If you’re configuring a SOCKS proxy, leave the HTTP Proxy, SSL Proxy, and FTP Proxy boxes empty. Enter the address of the SOCKS proxy into the “SOCKS Host” and its port into the “Port” box.

RELATED: How to Use SSH Tunneling to Access Restricted Servers and Browse Securely

When you’re hosting a SOCKS proxy on your local PC, you’ll need to enter 127.0.0.1 and the port the SOCKS proxy is listening on. For example, you’ll need to do this if you create an SSH tunnel using dynamic port forwarding and want to send your browsing traffic through it. Firefox will send your browsing activity through the proxy server running on your local computer.

By default, Firefox uses SOCKS v5 for the connection. Select SOCKS v4 if your SOCKS proxy uses the older standard instead. If you’re not sure, leave the option set to SOCKS v5.

Firefox also allows you to provide a list of addresses that it will bypass the proxy for. Enter these in the “No Proxy for” box. By default, the list here includes localhost and 127.0.0.1 . These addresses both point to your local PC itself. When you attempt to access a web server running on your PC, Firefox will access it directly rather than attempting to access the addresses through the proxy.

You can add other domain names and IP addresses to this list. Just separate each address in the list with a comma followed by a space.

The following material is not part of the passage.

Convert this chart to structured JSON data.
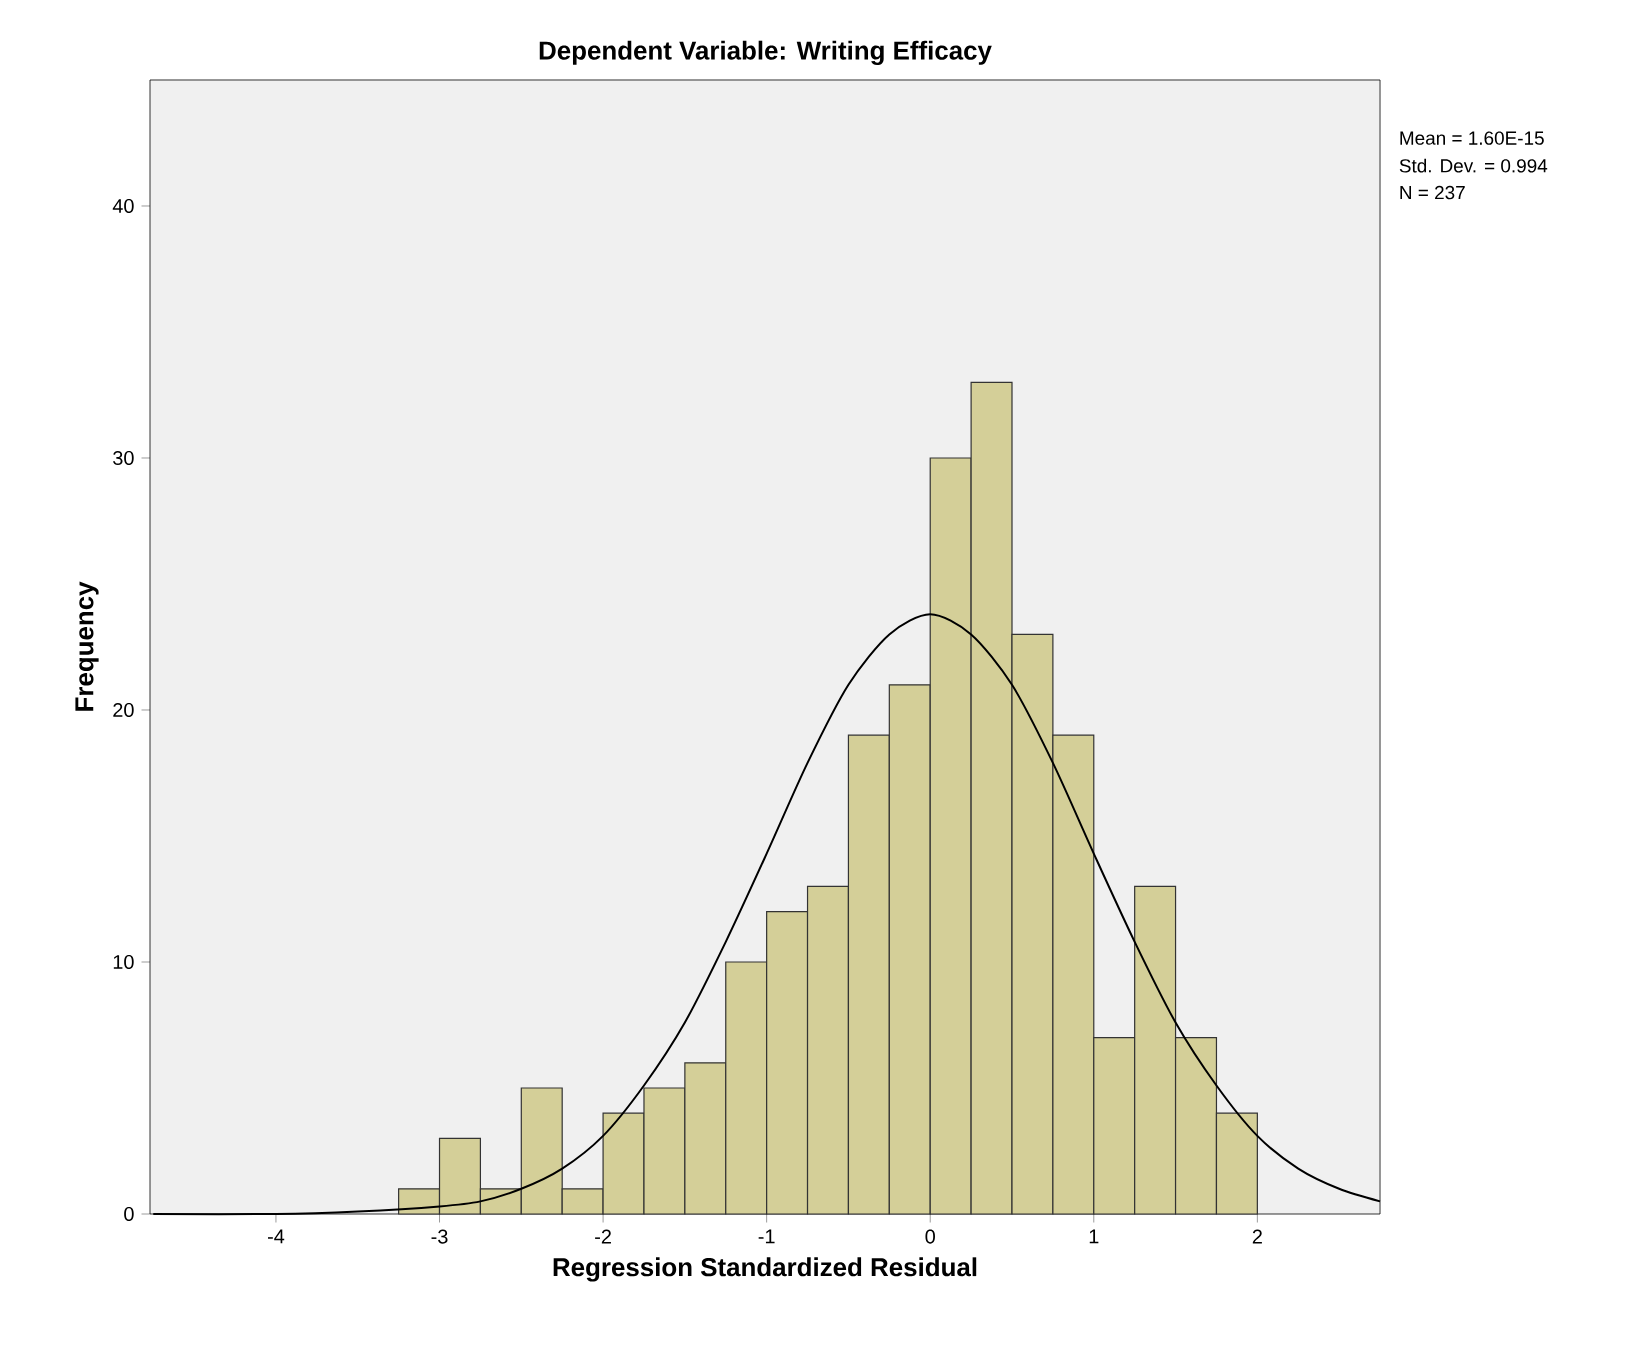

For example, if you want Firefox to access howtogeek.com directly instead of accessing howtogeek.com through the proxy, you’d add howtogeek.com to the end of the list like so:

localhost, 127.0.0.1, howtogeek.com

If Firefox can’t access the proxy sever you configure—for example, if the proxy server is down, if your Internet connection is down, or if you entered the details incorrectly—you’ll see an “Unable to find the proxy server” error message when you attempt to access a website.

You’ll need to go back into Firefox’s proxy server settings and either disable the proxy or fix your proxy settings to browse the web.